Tabou (2)

24-01-2018

Nous savons qu’il existe entre le dieu et l’animal sacré (totem, animal de sacrifice) des rapports multiples ; 1° à chaque dieu est généralement consacré un animal, parfois plusieurs ; 2° dans certains sacrifices, particulièrement sacrés, c’est précisément l’animal consacré au dieu qui lui est offert en sacrifice ; 3° le dieu est souvent adoré ou vu sous les traits d’un animal ; et même longtemps après le totémisme, certains animaux sont l’objet d’un culte divin ; 4° dans les mythes, le dieu se transforme souvent en un animal, dans la plupart des cas dans l’animal qui lui est consacré. Il semblerait donc naturel d’admettre que c’est le dieu lui-même qui était l’animal totémique, dont il serait né à une phase de développement supérieure du sentiment religieux. Mais nous échappons à toute discussion ultérieure, en admettant que le totem lui-même n’est qu’une représentation substitutive du père. Il serait donc la première forme de cette substitution, dont le dieu serait la forme plus développée, dans laquelle le père a recouvré les traits humains.
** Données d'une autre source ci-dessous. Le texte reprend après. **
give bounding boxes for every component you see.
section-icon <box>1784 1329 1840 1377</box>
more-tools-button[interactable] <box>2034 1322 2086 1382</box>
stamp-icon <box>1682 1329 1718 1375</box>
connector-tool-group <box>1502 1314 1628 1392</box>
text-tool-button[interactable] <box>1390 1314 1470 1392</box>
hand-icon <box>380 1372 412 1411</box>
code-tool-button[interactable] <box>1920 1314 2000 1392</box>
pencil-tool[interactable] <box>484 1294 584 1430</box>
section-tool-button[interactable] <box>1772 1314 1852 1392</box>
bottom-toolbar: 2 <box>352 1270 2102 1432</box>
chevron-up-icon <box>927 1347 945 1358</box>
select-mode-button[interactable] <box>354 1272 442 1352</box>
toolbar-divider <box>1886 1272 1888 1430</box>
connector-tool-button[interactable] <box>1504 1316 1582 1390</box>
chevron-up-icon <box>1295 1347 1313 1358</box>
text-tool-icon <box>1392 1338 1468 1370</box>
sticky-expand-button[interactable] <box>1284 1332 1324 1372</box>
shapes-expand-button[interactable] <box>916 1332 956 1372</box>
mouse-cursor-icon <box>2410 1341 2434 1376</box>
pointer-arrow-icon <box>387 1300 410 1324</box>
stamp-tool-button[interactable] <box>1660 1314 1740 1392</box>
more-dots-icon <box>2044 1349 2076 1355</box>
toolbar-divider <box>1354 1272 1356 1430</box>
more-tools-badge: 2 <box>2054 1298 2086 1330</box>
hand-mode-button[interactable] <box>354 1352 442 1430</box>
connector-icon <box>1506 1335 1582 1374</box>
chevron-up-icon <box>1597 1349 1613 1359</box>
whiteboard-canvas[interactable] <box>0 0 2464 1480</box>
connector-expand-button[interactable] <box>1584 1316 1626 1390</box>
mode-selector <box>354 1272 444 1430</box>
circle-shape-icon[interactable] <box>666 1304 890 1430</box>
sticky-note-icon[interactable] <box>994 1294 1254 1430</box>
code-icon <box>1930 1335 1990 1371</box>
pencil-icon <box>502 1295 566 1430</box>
Cette nouvelle création, née de la racine même de toute formation religieuse, c’est-à-dire de l’amour du père, n’a pu devenir possible qu’à la suite de certains changements essentiels survenus au cours des temps dans l’attitude à l’égard du père, et peut-être aussi à l’égard de l’animal.

(Totem et tabou, Sigmund Freud, 1913).